After the flood
26 Oct 2007
Topics: Flood, Risk management, Business continuity, Kitemark®
This summer saw major floods hit the UK, from Yorkshire and Gloucestershire to Humberside and Lincolnshire. As well as bringing misery to thousands and causing billions of pounds worth of damage, these incidents also highlight valuable lessons that can help to minimize the risk of future flood disruption.
The most important lesson of all is that old Scout motto: "Be prepared". The first step for homeowners and companies, says Katharine Evans, policy manager for flood incidence at the Environment Agency, is to find out whether your property is in an area at risk of flood. This part's easy: the Environment Agency's website (www.environment-agency.gov.uk) offers a postcode search facility that instantly tells you whether you're at risk.
If you are indeed at risk, the next step is to prepare. For businesses, this means having a robust business continuity plan in place ? and this is where many firms fell short this summer.
"For quite a few companies, it would appear that the damage has been made much, much worse because they had inadequate ? or in some cases didn't have any ? back-up plans to tide them over while their business premises were drying out," says Malcolm Tarling, general insurance spokesman at the Association of British Insurers (ABI).
As well as being left with uninhabitable offices and factories, many companies in the Carlisle area also lost vital information: "Quite a few businesses lost years worth of data," says Evans. This is because they did not back-up their digital records off-site. "You can lose records of customers, who will quite easily go elsewhere if it takes you quite a few months to get back up to speed."
Businesses on flood plains need to have a plan in place, both for alternative accommodation, such as rented office space, and for data protection, such as regular offsite back-up. Taking practical precautionary steps can also make all the difference for homeowners.

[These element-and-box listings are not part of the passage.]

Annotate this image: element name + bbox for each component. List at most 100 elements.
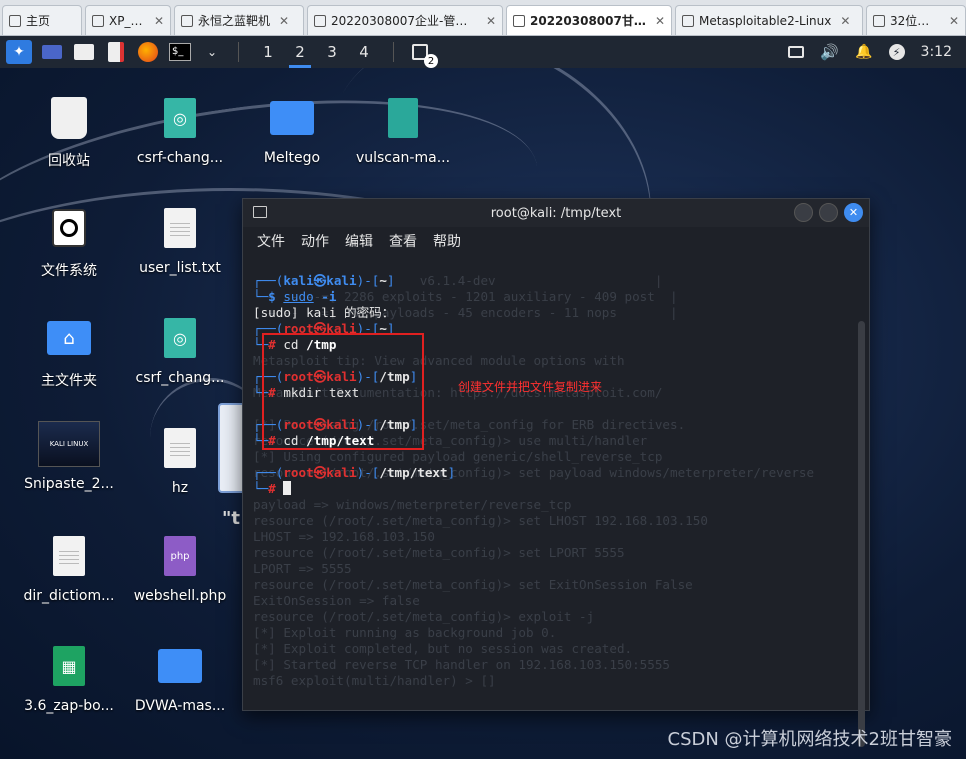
workspace-2[interactable]: 2 [285,43,315,68]
chevron-down-icon[interactable]: ⌄ [200,40,224,64]
desktop-icon-zap[interactable]: ▦ 3.6_zap-bo... [14,642,124,714]
desktop-icon-label: DVWA-mas... [134,698,226,714]
prompt-dir: /tmp/text [379,465,448,480]
desktop-icon-label: 文件系统 [41,263,97,279]
tab-close-icon[interactable]: ✕ [949,14,959,28]
firefox-icon[interactable] [136,40,160,64]
show-desktop-icon[interactable] [40,40,64,64]
vm-tab-label: 20220308007甘智豪 [530,14,646,28]
html-file-icon: ◎ [164,98,196,138]
text-file-icon [53,536,85,576]
desktop-icon-filesystem[interactable]: 文件系统 [14,204,124,280]
terminal-menu-item[interactable]: 动作 [301,231,329,251]
desktop-icon-label: hz [171,480,189,496]
vm-tab[interactable]: XP_en ✕ [85,5,171,35]
vm-tab[interactable]: 20220308007甘智豪 ✕ [506,5,672,35]
power-icon[interactable]: ⚡ [888,44,905,60]
vm-tab[interactable]: 永恒之蓝靶机 ✕ [174,5,304,35]
desktop-icon-snipaste[interactable]: KALI LINUX Snipaste_2... [14,420,124,492]
desktop-icon-meltego[interactable]: Meltego [237,94,347,166]
panel-separator [238,42,239,62]
workspace-1[interactable]: 1 [253,43,283,61]
terminal-window[interactable]: root@kali: /tmp/text ✕ 文件 动作 编辑 查看 帮助 v6.1.4… [242,198,870,747]
desktop-icon-label: vulscan-ma... [355,150,451,166]
desktop-icon-user-list[interactable]: user_list.txt [125,204,235,276]
workspace-switcher: 1234 [253,43,379,68]
tab-page-icon [92,14,104,27]
minimize-button[interactable] [794,203,813,222]
terminal-scrollbar[interactable] [858,321,865,747]
desktop: 回收站 ◎ csrf-chang... Meltego vulscan-ma..… [0,68,966,759]
vm-tab[interactable]: 20220308007企业-管理甘智豪 ✕ [307,5,503,35]
terminal-menu-item[interactable]: 帮助 [433,231,461,251]
tab-page-icon [873,14,885,27]
annotation-text: 创建文件并把文件复制进来 [458,380,603,394]
volume-icon[interactable]: 🔊 [820,43,839,61]
file-manager-icon[interactable] [72,40,96,64]
display-icon[interactable] [788,46,805,58]
tab-close-icon[interactable]: ✕ [486,14,496,28]
desktop-icon-trash[interactable]: 回收站 [14,94,124,170]
csdn-watermark: CSDN @计算机网络技术2班甘智豪 [667,729,953,750]
desktop-icon-webshell[interactable]: php webshell.php [125,532,235,604]
vm-tab-label: 永恒之蓝靶机 [198,14,271,28]
vm-tab[interactable]: Metasploitable2-Linux ✕ [675,5,863,35]
desktop-icon-dvwa[interactable]: DVWA-mas... [125,642,235,714]
text-editor-icon[interactable] [104,40,128,64]
desktop-icon-vulscan[interactable]: vulscan-ma... [348,94,458,166]
terminal-menu-item[interactable]: 编辑 [345,231,373,251]
workspace-3[interactable]: 3 [317,43,347,61]
kali-top-panel: ✦ $_ ⌄ 1234 2 🔊 🔔 ⚡ 3:12 [0,36,966,68]
terminal-titlebar[interactable]: root@kali: /tmp/text ✕ [243,199,869,227]
vm-tab-strip: 主页XP_en✕永恒之蓝靶机✕20220308007企业-管理甘智豪✕20220… [0,0,966,36]
tab-close-icon[interactable]: ✕ [840,14,850,28]
tab-page-icon [181,14,193,27]
vm-tab-label: Metasploitable2-Linux [699,13,832,28]
workspace-4[interactable]: 4 [349,43,379,61]
terminal-menu-item[interactable]: 文件 [257,231,285,251]
close-button[interactable]: ✕ [844,203,863,222]
sudo-password-prompt: [sudo] kali 的密码： [253,305,395,320]
php-file-icon: php [164,536,196,576]
tab-page-icon [314,14,326,27]
notification-bell-icon[interactable]: 🔔 [855,44,872,60]
desktop-icon-dir-dictionary[interactable]: dir_dictiom... [14,532,124,604]
terminal-title: root@kali: /tmp/text [490,205,622,221]
desktop-icon-label: 3.6_zap-bo... [24,698,114,714]
text-file-icon [164,428,196,468]
prompt-root-host: root㉿kali [283,465,357,480]
desktop-icon-csrf-change-1[interactable]: ◎ csrf-chang... [125,94,235,166]
tab-close-icon[interactable]: ✕ [154,14,164,28]
folder-icon [158,649,202,683]
terminal-menu-item[interactable]: 查看 [389,231,417,251]
filesystem-icon [52,209,86,247]
annotation-highlight-box [262,333,424,450]
kali-menu-icon[interactable]: ✦ [6,40,32,64]
desktop-icon-label: webshell.php [133,588,227,604]
clock[interactable]: 3:12 [921,44,952,60]
zip-icon [388,98,418,138]
prompt-user-host: kali㉿kali [283,273,357,288]
desktop-icon-label: csrf-chang... [136,150,224,166]
prompt-dir: ~ [379,273,387,288]
panel-separator [393,42,394,62]
panel-tray: 🔊 🔔 ⚡ 3:12 [788,43,960,61]
desktop-icon-csrf-change-2[interactable]: ◎ csrf_chang... [125,314,235,386]
command-sudo: sudo [283,289,314,304]
vm-tab[interactable]: 32位Wind... ✕ [866,5,966,35]
tab-close-icon[interactable]: ✕ [655,14,665,28]
home-folder-icon: ⌂ [47,321,91,355]
tab-close-icon[interactable]: ✕ [279,14,289,28]
maximize-button[interactable] [819,203,838,222]
tab-page-icon [513,14,525,27]
desktop-icon-label: 主文件夹 [41,373,97,389]
folder-icon [270,101,314,135]
terminal-cursor [283,481,292,495]
vm-tab-label: XP_en [109,13,145,28]
desktop-icon-home[interactable]: ⌂ 主文件夹 [14,314,124,390]
command-sudo-arg: -i [321,289,337,304]
vm-tab[interactable]: 主页 [2,5,82,35]
terminal-task-button[interactable]: 2 [408,40,438,68]
trash-icon [51,97,87,139]
terminal-launcher-icon[interactable]: $_ [168,40,192,64]
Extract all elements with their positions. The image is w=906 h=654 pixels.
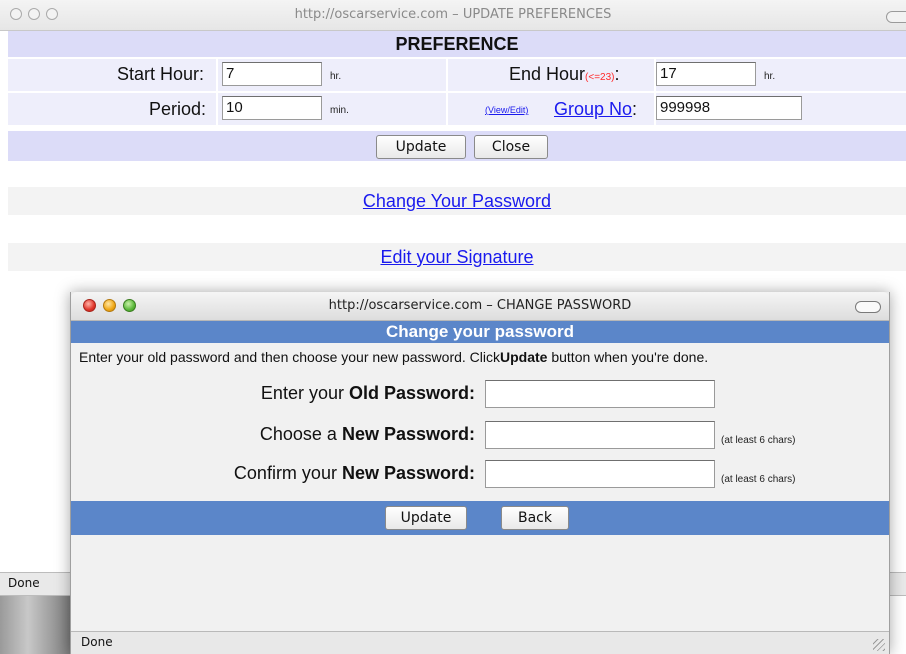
period-input[interactable]: 10 [222,96,322,120]
start-hour-input[interactable]: 7 [222,62,322,86]
edit-signature-link[interactable]: Edit your Signature [380,247,533,267]
cell-divider [446,59,448,91]
confirm-password-hint: (at least 6 chars) [721,474,796,485]
back-button[interactable]: Back [501,506,569,530]
confirm-password-label-bold: New Password: [341,463,475,483]
period-unit: min. [330,105,349,116]
group-no-colon: : [632,99,638,119]
end-hour-input[interactable]: 17 [656,62,756,86]
change-password-heading: Change your password [71,321,889,343]
dialog-update-button[interactable]: Update [385,506,467,530]
end-hour-hint: (<=23) [585,72,615,83]
start-hour-unit: hr. [330,71,342,82]
new-password-label-prefix: Choose a [259,424,342,444]
group-no-link[interactable]: Group No [554,99,632,119]
old-password-label: Enter your Old Password: [171,383,475,404]
start-hour-label: Start Hour: [117,64,205,84]
window-titlebar: http://oscarservice.com – UPDATE PREFERE… [0,0,906,31]
preference-row-hours: Start Hour: 7 hr. End Hour(<=23): 17 hr. [8,59,906,91]
instructions-text: Enter your old password and then choose … [79,349,500,365]
new-password-input[interactable] [485,421,715,449]
new-password-hint: (at least 6 chars) [721,435,796,446]
toolbar-toggle-button[interactable] [886,11,906,23]
instructions-text-end: button when you're done. [547,349,709,365]
dialog-content: Change your password Enter your old pass… [71,321,889,631]
dialog-instructions: Enter your old password and then choose … [79,349,708,365]
dialog-title: http://oscarservice.com – CHANGE PASSWOR… [328,298,632,313]
period-label: Period: [149,99,207,119]
close-button[interactable]: Close [474,135,548,159]
new-password-label: Choose a New Password: [171,424,475,445]
desktop-background-image [0,596,70,654]
window-title: http://oscarservice.com – UPDATE PREFERE… [294,7,612,22]
change-password-window: http://oscarservice.com – CHANGE PASSWOR… [70,292,890,654]
edit-signature-bar: Edit your Signature [8,243,906,271]
toolbar-toggle-button[interactable] [855,301,881,313]
confirm-password-label: Confirm your New Password: [171,463,475,484]
confirm-password-label-prefix: Confirm your [233,463,342,483]
instructions-update-word: Update [500,349,548,365]
dialog-status-text: Done [81,635,113,649]
group-view-edit-link[interactable]: (View/Edit) [485,105,528,115]
cell-divider [446,93,448,125]
cell-divider [216,93,218,125]
new-password-label-bold: New Password: [341,424,475,444]
dialog-titlebar: http://oscarservice.com – CHANGE PASSWOR… [71,292,889,321]
change-password-link[interactable]: Change Your Password [363,191,551,211]
background-status-text: Done [8,576,40,590]
end-hour-unit: hr. [764,71,776,82]
end-hour-label: End Hour [509,64,586,84]
group-no-input[interactable]: 999998 [656,96,802,120]
dialog-button-bar: Update Back [71,501,889,535]
resize-grip-icon[interactable] [873,639,885,651]
update-button[interactable]: Update [376,135,466,159]
dialog-status-bar: Done [71,631,889,654]
confirm-password-input[interactable] [485,460,715,488]
preference-heading: PREFERENCE [8,31,906,57]
old-password-label-prefix: Enter your [260,383,349,403]
end-hour-colon: : [614,64,620,84]
end-hour-label-wrap: End Hour(<=23): [509,63,620,89]
preference-button-row: Update Close [8,131,906,161]
preference-row-period-group: Period: 10 min. (View/Edit) Group No: 99… [8,93,906,125]
change-password-bar: Change Your Password [8,187,906,215]
cell-divider [216,59,218,91]
group-no-label-wrap: Group No: [554,98,637,120]
old-password-label-bold: Old Password: [348,383,475,403]
old-password-input[interactable] [485,380,715,408]
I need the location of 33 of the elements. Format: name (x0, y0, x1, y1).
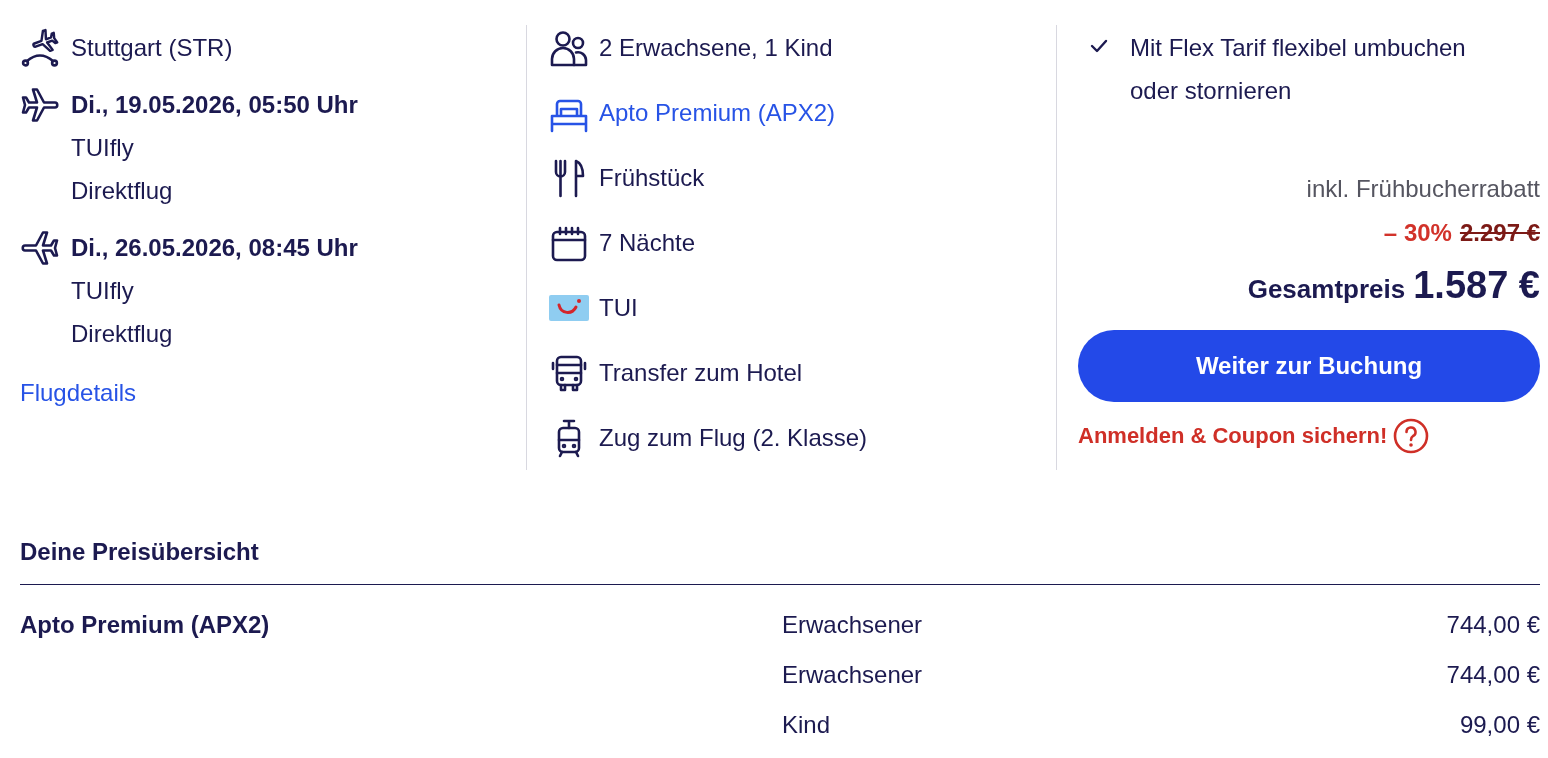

"Replace wooden floors with concrete floors, consider having electrical sockets further up the wall, above the water line," says Tarling. "That doesn't necessarily make for an aesthetically attractive property, but in an area that floods regularly, these measures can easily save you up to £15,000 in terms of reduced flood costs."
Homeowners should make protecting irreplaceable items such as wedding albums and family videos a top priority, adds Evans: "People don't need to store them on the ground floor if they are at flood risk. If they've got an upstairs bedroom or spare room, valuables are better off stored there."
As well as preparing for the event of a flood, homeowners and businesses alike can also invest in flood protection products that can reduce the amount of water that gets into their property. These products could either keep the water out completely or, in the event of a serious flood, at least buy you time to move valuables, equipment and stock out of harm's way.
BSI runs a Kitemark scheme for both domestic and commercial flood protection equipment ? PAS 1188 Flood protection products. Each part of the scheme covers a specific type of product:
Removable products for installation as barriers across building apertures, such as doors and airbricks. Temporary, freestanding barriers that are assembled close to buildings. Building skirt systems.
The product tests are carried out in partnership with HR Wallingford, a consultancy that specialises in physical modelling work, in a purpose-built facility.
"The tests in all three parts of the standard are essentially the same," says Lee Neale, Kitemark scheme manager.
"HR Wallingford does a static water leakage test; a wave leakage test; and a current leakage test ? BSI also assesses against the factory production and control requirements of the standards."
The Kitemark scheme covers products that protect from flooding up to a depth of 0.9 metres. When floodwater rises above a metre for a long period of time, it is better to let it into a property, otherwise the build-up of water pressure against the building exterior can do serious structural damage.
The Environment Agency supports the Kitemark scheme and provides a list of Kitemark-certified flood protection products on its website. Mary Dhonau, national director of the National Flood Forum and a past flood victim herself, also approves of the scheme.
"The end-user needs to know that what it says on the packet actually works," she says.
Indeed, the Walham power station in Gloucestershire was saved from flooding by a Kitemark-certified flood protection product this summer ? dramatically reducing the amount of potential disruption in the area.
What is the government doing to protect properties from future flood damage?
"Our business is about long-term strategies," says Evans at the Environment Agency. These include pushing for changes in farming practices (which can affect the impact of future floods) and upgrading coastal and river defences.
With winters getting wetter, the sea level rising and the south-east of England sinking at a rate of approximately two millimetres a year, the government certainly has its work cut out.
Tarling says that the insurance industry ? which dealt with nearly 50,000 claims as a result of the two flood incidents this summer ? will keep on providing flood insurance, so long as the government continues to invest in flood defences.
"The UK is pretty unique in the world in making flood insurance widely available in the private market," he adds.
However, Tarling says that insurers have one further ? and crucial ? piece of advice for the government, as well as property developers: Don't build on a flood plain.
"Insurance is against the possible and the likely, not the inevitable," he says.